How 7% mortgage rates will change housing in ten years
in the year data, we track every home sold in the country every week. We can immediately see the speed of these changes.
We can see this effect in any number of statistics. Tenure continues to rise. We used to keep the houses for seven years, but now it's almost 10 years. The average age of outstanding loans rose steadily during the decade of cheap money, fell during the pandemic frenzy, and is now rising rapidly as homeowners scramble. The average age of all outstanding mortgage loans is now 72 months, up from just 59 months at the end of the pandemic free money boom.
For 30 years, low mortgage rates have kept people in their homes. The opposite is also true: More homeowners want to sell their homes for mortgages.
People with expensive mortgages are more likely to sell their homes. They will sell when it is their primary residence – to finance the next home. They will sell investment properties – where the cash flow is not penned as with a 4% loan. They will unload some properties with very cheap loans to finance the next purchase. The more people with expensive loans, the more home inventory available on the market.
By June of this year, we should expect more than 20% of US borrowers to have mortgages with 30-year fixed rates above 6%—a level not seen in a decade. As mortgage rates rise, we will find ourselves in a market with more and more homeowners with expensive mortgages.

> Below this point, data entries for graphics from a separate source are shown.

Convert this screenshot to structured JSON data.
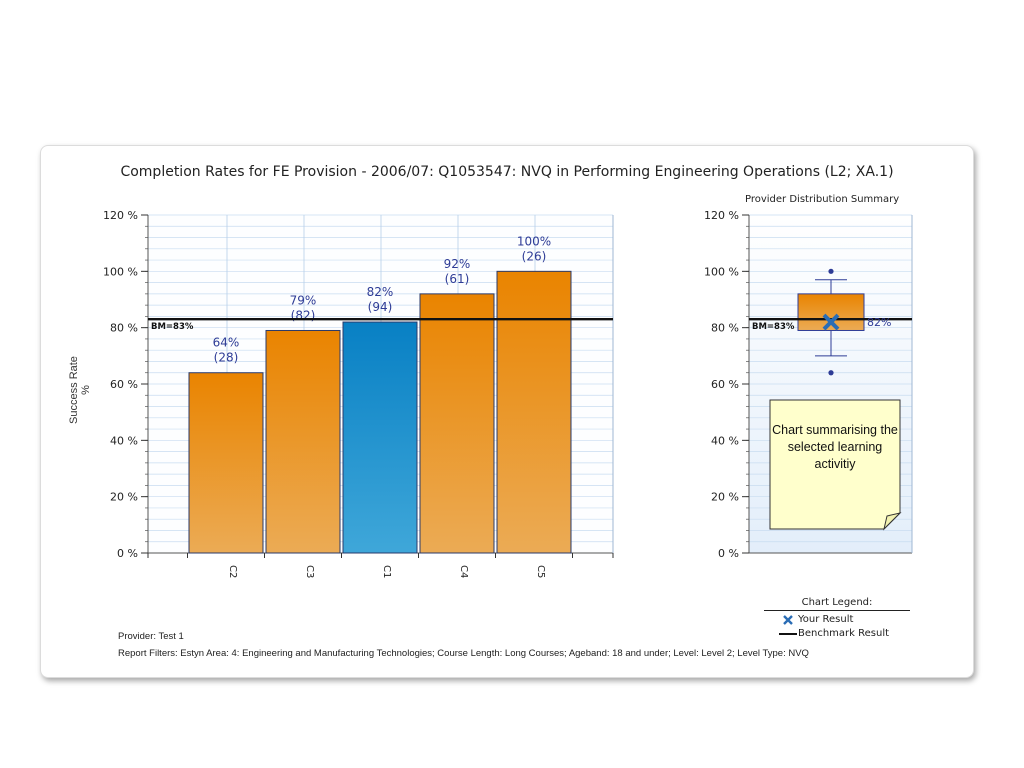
{
  "title": "Completion Rates for FE Provision - 2006/07: Q1053547: NVQ in Performing Engineering Operations (L2; XA.1)",
  "distribution_title": "Provider Distribution Summary",
  "note_text": "Chart summarising the selected learning activitiy",
  "footer": {
    "provider": "Provider: Test 1",
    "filters": "Report Filters: Estyn Area: 4: Engineering and Manufacturing Technologies; Course Length: Long Courses; Ageband: 18 and under; Level: Level 2; Level Type: NVQ"
  },
  "legend": {
    "title": "Chart Legend:",
    "your_result": "Your Result",
    "benchmark": "Benchmark Result"
  },
  "colors": {
    "orange": "#e8870a",
    "blue": "#0a82c6",
    "label": "#2e3c96",
    "grid": "#c8dcf0"
  },
  "chart_data": [
    {
      "type": "bar",
      "ylabel": "Success Rate %",
      "ylim": [
        0,
        120
      ],
      "yticks": [
        "0 %",
        "20 %",
        "40 %",
        "60 %",
        "80 %",
        "100 %",
        "120 %"
      ],
      "categories": [
        "C2",
        "C3",
        "C1",
        "C4",
        "C5"
      ],
      "values": [
        64,
        79,
        82,
        92,
        100
      ],
      "value_labels": [
        "64%",
        "79%",
        "82%",
        "92%",
        "100%"
      ],
      "counts": [
        "(28)",
        "(82)",
        "(94)",
        "(61)",
        "(26)"
      ],
      "highlight": "C1",
      "benchmark": 83,
      "benchmark_label": "BM=83%",
      "grid": true
    },
    {
      "type": "box",
      "title": "Provider Distribution Summary",
      "ylim": [
        0,
        120
      ],
      "yticks": [
        "0 %",
        "20 %",
        "40 %",
        "60 %",
        "80 %",
        "100 %",
        "120 %"
      ],
      "whisker_low": 70,
      "q1": 79,
      "q3": 92,
      "whisker_high": 97,
      "outliers": [
        100,
        64
      ],
      "your_result": 82,
      "your_result_label": "82%",
      "benchmark": 83,
      "benchmark_label": "BM=83%",
      "grid": true
    }
  ]
}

The effect will be felt for years.
The next 5 years
We could end the year with over 10 million homeowners on this expensive mortgage. Compare that to just over 3 million in Q1 2022 as we emerge from the pandemic frenzy. This will be more home sellers when the time comes. Of course, not all of them are ready to sell now. Life events take time to materialize. But with higher rates each year, that means more homes are being sold.
In 2025, we expect unsold home inventory on the market to be very close to 2018 levels. If mortgage rates rise by 2026, we could easily see inventory grow to 1 million or more homes — levels we considered normal a decade ago.
What happens when all these houses are on the market? More options for buyers, for one thing. In the last 10 years, especially, home buyers have been trapped in competitive situations with poor choice and frequent bidding wars. Only the best prepared buyers will win. Over the next few years, this means better opportunities for home buyers who have been fighting for inventory scraps since 2015. The pressure finally eases.
There will be less upward pressure on house prices. Home prices rose steadily across the country – even with lower demand in 2023 and 2024, supply was still so tight in many markets that home prices rose. This trend is now stable for home prices for several more years, perhaps until the end of the decade.
It also means silent capital growth. Buying with a very low down payment will be a riskier period. This will be a period when fewer investors can speculate by buying multiple properties with the capital gains of the existing portfolio.
Since home prices have held steady for several years, this means that incomes will grow faster than home prices, so affordability improves over the rest of the decade. Are stubbornly high mortgage rates our way to finally solve America's affordability crisis? Isn't that an ironic conclusion?